De Vaucouleurs Atlas Type: (R1')SB(r)ab
Telescope: CTIO 1.5-m
North up , East left
Field Dimensions: 7.4 x 6.8 arcminutes
RC3 Type: (R')SB(r)ab
RSA Type: SBb(s)I-II
Surface Brightness Range Displayed: 17.5-26.0 mag per square arcsec
Absolute Blue Magnitude: -19.7
De Vaucouleurs Atlas Description:
By any standard, NGC 1433 is a remarkable object. Showing virtually every morphological feature a galaxy can have and still be considered normal, NGC 1433 is dominated by star-forming ringlike features. The galaxy has been the subject of very detailed studies (Buta 1986b; Buta et al. 2001b), and is a prototype resonance ring galaxy. The morphology is defined by a strong bar encircled by a large inner ring that is made of tightly wrapped, knotty spiral arms. One way to view the ring is that it is made of four separate spiral sections that come together in its major and minor axis regions. Buta (1986b) argued that this four-part nature favors the interpretation of the ring as an inner 4:1 resonance feature (see Schwarz 1984a). Outside the inner ring , an R1' outer pseudoring is seen. This feature is faint and relatively smooth compared to the inner ring , and also is somewhat asymmetric. The Sab classification is a mean of the Sa type implied by the smooth outer arms and the Sb type implied by the knotty inner ring . Also, the tightness of the spiral structure defining the ring merits an Sab classification.
Of particular interest is the intrinsic shape and alignment of the inner ring , which is 12 kpc in diameter (Buta et al. 2001b). The apparent nearly face-on orientation of the outer disk of NGC 1433 led de Vaucouleurs to suggest that inner SB rings may in general be elongated parallel to bars. That this is indeed correct in the case of NGC 1433 is shown by Buta (1986b) and Buta et al. (2001b), who used two-dimensional optical (H-alpha) Fabry-Perot velocity data to show that the kinematic line of nodes is oriented nearly perpendicular to the major axis of the inner ring . That is, the galaxy is tilted nearly around the minor axis of the ring, not its major axis. When deprojected around the line of nodes for an inclination of 33o (Buta 1986b; Buta et al. 2001b), the intrinsic axis ratio of the inner ring is 0.63, which is exceptionally elongated compared to the average, 0.81+/-0.06, for SB inner rings (Buta 1995a).
The color index map highlights the intriguing structure inside the inner ring . There is a lack of star formation in the bar region except for a ridge of blue colors lying on the leading side of the western bar dust lane. Both bar dust lanes are well-defined and curve around the central area.
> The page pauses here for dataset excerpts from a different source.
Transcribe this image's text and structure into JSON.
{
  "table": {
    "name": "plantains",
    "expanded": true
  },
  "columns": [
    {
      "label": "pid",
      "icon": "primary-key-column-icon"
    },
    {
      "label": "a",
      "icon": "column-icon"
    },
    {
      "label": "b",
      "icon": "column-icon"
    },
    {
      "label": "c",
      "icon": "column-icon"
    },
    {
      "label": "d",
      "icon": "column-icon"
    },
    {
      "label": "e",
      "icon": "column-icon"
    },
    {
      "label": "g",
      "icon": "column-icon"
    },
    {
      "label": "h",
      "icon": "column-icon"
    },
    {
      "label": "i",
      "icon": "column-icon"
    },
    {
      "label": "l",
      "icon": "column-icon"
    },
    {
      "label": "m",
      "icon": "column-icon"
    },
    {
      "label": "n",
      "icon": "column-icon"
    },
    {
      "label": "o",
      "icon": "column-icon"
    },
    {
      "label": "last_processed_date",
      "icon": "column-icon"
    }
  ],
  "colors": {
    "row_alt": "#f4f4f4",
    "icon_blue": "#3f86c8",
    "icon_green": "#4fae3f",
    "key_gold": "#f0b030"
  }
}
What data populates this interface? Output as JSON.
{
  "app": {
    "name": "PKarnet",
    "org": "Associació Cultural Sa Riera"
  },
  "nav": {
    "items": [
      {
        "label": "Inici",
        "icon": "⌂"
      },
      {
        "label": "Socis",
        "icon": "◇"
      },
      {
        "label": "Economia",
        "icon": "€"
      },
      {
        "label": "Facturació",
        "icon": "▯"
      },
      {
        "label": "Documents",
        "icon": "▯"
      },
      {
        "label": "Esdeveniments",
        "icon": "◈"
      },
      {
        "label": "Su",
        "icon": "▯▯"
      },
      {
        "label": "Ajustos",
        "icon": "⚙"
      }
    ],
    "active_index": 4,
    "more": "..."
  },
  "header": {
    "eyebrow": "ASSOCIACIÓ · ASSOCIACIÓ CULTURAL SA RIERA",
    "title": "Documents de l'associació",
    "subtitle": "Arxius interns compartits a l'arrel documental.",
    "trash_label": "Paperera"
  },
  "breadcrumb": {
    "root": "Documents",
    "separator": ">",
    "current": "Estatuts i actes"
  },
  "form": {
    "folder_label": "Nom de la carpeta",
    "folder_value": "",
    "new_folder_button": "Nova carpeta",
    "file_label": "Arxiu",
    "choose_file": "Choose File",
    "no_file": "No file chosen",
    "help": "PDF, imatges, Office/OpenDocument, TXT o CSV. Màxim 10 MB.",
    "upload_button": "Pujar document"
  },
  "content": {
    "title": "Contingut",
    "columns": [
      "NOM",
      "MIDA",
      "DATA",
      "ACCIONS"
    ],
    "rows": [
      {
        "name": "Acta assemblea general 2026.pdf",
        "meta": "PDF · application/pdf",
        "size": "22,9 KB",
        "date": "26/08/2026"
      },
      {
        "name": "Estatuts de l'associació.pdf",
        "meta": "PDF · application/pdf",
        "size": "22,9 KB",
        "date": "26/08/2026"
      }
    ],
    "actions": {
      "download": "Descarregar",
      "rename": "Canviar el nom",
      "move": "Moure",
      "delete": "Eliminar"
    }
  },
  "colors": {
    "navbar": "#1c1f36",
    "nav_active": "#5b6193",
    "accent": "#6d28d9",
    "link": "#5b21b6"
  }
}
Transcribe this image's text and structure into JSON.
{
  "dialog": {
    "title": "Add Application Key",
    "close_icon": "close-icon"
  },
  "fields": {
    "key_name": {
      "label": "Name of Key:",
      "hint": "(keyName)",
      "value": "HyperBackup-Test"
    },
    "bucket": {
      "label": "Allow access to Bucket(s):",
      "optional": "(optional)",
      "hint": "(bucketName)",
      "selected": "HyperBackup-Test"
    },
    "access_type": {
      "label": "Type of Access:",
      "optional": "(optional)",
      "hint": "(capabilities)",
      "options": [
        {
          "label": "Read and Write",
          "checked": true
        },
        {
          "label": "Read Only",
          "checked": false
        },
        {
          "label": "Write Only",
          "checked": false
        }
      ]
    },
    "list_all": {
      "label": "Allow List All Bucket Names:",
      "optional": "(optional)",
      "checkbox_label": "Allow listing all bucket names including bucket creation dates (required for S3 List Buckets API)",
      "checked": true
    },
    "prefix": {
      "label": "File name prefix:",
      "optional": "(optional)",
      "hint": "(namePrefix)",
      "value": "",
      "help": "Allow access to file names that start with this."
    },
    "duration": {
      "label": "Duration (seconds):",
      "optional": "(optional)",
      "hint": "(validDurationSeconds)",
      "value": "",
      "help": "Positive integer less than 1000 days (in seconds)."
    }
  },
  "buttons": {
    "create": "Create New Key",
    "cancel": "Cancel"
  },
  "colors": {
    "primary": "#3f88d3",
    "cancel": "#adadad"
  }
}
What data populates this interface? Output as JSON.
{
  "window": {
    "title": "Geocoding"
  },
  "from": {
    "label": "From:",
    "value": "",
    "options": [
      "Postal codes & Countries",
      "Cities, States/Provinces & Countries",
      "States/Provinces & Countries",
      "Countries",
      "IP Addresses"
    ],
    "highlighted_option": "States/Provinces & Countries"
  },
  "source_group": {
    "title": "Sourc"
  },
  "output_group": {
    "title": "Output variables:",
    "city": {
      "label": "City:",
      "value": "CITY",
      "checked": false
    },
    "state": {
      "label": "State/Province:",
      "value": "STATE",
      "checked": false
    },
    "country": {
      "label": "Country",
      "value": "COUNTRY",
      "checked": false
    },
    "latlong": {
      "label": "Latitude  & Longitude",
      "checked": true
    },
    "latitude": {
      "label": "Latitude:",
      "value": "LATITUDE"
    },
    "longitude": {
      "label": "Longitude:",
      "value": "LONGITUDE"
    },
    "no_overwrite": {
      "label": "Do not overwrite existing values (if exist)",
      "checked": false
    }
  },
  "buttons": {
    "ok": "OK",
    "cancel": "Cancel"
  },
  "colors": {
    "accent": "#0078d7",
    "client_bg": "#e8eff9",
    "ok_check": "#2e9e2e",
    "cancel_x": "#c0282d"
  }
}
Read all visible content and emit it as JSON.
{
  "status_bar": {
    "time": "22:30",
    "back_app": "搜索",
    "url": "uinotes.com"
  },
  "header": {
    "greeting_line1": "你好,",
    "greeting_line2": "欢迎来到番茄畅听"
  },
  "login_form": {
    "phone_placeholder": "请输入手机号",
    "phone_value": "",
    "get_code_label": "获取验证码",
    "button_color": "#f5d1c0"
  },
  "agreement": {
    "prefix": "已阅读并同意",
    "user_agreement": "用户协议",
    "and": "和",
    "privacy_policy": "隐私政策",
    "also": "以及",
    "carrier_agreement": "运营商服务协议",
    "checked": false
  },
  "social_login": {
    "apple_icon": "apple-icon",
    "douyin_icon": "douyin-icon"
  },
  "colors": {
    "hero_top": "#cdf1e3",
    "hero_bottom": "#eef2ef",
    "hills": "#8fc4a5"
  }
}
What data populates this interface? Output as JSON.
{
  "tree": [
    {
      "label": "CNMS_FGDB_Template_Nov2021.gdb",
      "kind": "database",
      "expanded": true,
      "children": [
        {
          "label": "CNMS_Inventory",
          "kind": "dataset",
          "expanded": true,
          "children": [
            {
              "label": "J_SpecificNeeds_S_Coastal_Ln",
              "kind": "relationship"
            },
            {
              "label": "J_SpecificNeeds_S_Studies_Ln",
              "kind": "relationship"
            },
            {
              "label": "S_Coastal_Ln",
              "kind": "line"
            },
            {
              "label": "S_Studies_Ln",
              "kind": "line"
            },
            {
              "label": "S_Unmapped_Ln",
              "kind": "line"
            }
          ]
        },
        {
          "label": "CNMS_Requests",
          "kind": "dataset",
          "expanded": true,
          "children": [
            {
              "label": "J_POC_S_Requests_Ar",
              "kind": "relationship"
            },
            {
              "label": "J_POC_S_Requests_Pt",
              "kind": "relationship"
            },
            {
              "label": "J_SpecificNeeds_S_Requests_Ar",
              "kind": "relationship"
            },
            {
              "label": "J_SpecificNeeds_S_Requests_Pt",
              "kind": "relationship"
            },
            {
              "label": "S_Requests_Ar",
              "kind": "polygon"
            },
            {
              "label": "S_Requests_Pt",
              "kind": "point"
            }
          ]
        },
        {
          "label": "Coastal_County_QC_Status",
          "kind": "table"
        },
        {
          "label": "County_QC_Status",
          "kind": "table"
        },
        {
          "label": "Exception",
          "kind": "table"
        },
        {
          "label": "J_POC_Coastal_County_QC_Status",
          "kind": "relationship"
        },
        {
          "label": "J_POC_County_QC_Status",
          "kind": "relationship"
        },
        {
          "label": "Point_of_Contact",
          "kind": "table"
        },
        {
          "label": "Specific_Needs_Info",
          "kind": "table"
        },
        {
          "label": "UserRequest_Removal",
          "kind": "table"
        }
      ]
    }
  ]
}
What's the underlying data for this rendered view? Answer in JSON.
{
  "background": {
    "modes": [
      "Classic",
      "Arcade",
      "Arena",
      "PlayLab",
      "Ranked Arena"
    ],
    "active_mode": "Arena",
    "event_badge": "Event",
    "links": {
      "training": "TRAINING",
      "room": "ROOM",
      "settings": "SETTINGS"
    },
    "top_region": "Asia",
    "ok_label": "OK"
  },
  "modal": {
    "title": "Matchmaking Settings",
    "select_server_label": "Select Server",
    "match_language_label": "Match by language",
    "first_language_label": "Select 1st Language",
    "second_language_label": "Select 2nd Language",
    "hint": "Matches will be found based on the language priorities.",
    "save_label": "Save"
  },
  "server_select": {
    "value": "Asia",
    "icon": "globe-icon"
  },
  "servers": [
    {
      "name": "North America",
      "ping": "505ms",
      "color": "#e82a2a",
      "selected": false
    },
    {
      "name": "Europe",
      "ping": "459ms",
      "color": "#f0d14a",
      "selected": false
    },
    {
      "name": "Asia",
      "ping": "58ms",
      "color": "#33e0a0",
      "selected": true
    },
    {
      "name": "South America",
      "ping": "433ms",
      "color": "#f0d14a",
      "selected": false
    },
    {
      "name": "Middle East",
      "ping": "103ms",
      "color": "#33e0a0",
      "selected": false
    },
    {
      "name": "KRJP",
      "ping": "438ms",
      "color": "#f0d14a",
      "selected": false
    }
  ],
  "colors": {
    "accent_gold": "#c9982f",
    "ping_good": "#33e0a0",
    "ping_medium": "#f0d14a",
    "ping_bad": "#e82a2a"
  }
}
Further out, the western lane is straight while the eastern lane branches and curves. In the central region, a small blue nuclear ring is found that appears elongated at 62o to the projected bar axis. The ring is defined by only a few discrete knots, and star formation is detected also inside the main ridge of blue colors. A small red nucleus is found inside this region. The color index map also highlights some asymmetry in this region.
Other interesting features of this galaxy are the two short spiral arcs lying just outside the leading sections of the inner ring . These features, called ``plumes " by Buta (1984) because of their feather-like appearance, are curved in the same manner as the inner ring and lie along an ellipse oriented parallel to the bar, just like the inner ring . Each plume has a bright superassociation; the one in the east plume is compact and not resolved in the images. These superassociations lie almost exactly opposite each other relative to the nucleus, suggesting that they are dynamically induced objects. What the plumes appear to represent are residual traces of a characteristic m=4 spiral pattern that may form in the presence of bars (Rautiainen, Salo, and Buta 2004). ESO 566-24 (Plate 82) is an example where the full pattern is present. Rautiainen, Salo, and Buta (2004) show that such a pattern probably develops between the inner and outer 4:1 resonances. In the presence of a strong bar, the two extra arms may not be able to cross into the areas of the bar Lagrangian points , where orbits would be unstable. Since the features are very rare (Buta 1984), it is likely that plumes are transient phenomena.
Buta et al. (2001b) show that the apparent morphology of NGC 1433 hardly changes from 0.44 to 1.6 microns. Although the bar dust lanes disappear and the light distribution is smoother, the inner ring is still a tightly-wrapped spiral in the near-IR, indicating that an older component underlies the bright star-forming ring. The outer arms still form a pseudoring but the plumes are very weak. The classification would change to (R')SB(r)a in the near-IR, a one-stage difference as is typical according to Eskridge et al. (2002).